President Hamid Karzai has not been an effective strategic partner over the last ten years in spite of $100 billion dollars/yr. of U.S. expenditures. Corruption, nepotism, warlord and drug dealings are pandemic which has demoralized the general populace. The U.S. should shift its support to educated, sophisticated, secular and nationalistic Afghans who have been kept on the sideline thus far. Moreover, there is a great uncertainty about the effectiveness of U.S. counterinsurgency strategy largely because of Karzai's failure to reach to the villagers. The Pashtun tribes share the same religious sect and share cultural and traditional affinities and loyalties. The former Soviet Union's counterinsurgency during 1979-89 failed.

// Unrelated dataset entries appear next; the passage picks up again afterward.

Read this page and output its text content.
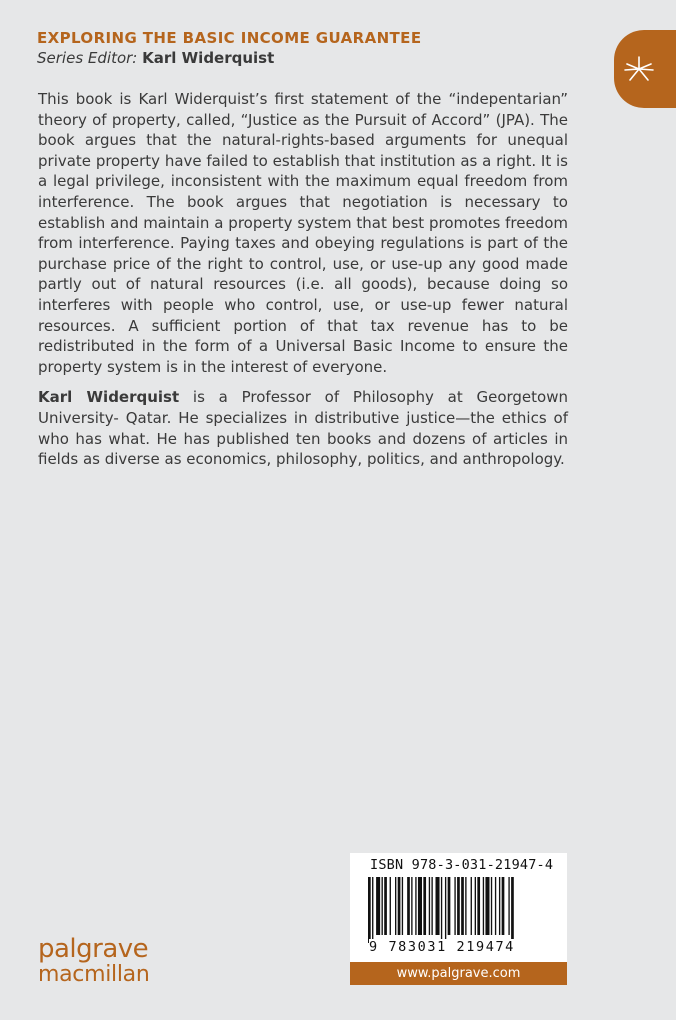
EXPLORING THE BASIC INCOME GUARANTEE
Series Editor: Karl Widerquist

This book is Karl Widerquist’s first statement of the “indepentarian” theory of property, called, “Justice as the Pursuit of Accord” (JPA). The book argues that the natural-rights-based arguments for unequal private property have failed to establish that institution as a right. It is a legal privilege, inconsistent with the maximum equal freedom from interference. The book argues that negotiation is necessary to establish and maintain a property system that best promotes freedom from interference. Paying taxes and obeying regulations is part of the purchase price of the right to control, use, or use-up any good made partly out of natural resources (i.e. all goods), because doing so interferes with people who control, use, or use-up fewer natural resources. A sufficient portion of that tax revenue has to be redistributed in the form of a Universal Basic Income to ensure the property system is in the interest of everyone.

Karl Widerquist is a Professor of Philosophy at Georgetown University- Qatar. He specializes in distributive justice—the ethics of who has what. He has published ten books and dozens of articles in fields as diverse as economics, philosophy, politics, and anthropology.

ISBN 978-3-031-21947-4
9 783031 219474
www.palgrave.com
palgrave
macmillan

A negotiated settlement is possible as the Pashtuns traditionally settle wars through negotiations. It follows that President Obama should seriously consider shifting the current military strategy fighting the Pashtun tribes. There are 30 million Pashtuns on both sides of the Afghan-Pakistan border pointing to a protracted war including unlimited supply of insurgents which will make a victory cost-prohibitive as the British realized through three Anglo-Afghan wars and the Russian ended in Soviet retreat after 10 years of occupation.

Prof. Nake N, Kamrany is on the faculty of economics, director of program in law and economics at the University of Southern California and a member of California Bar.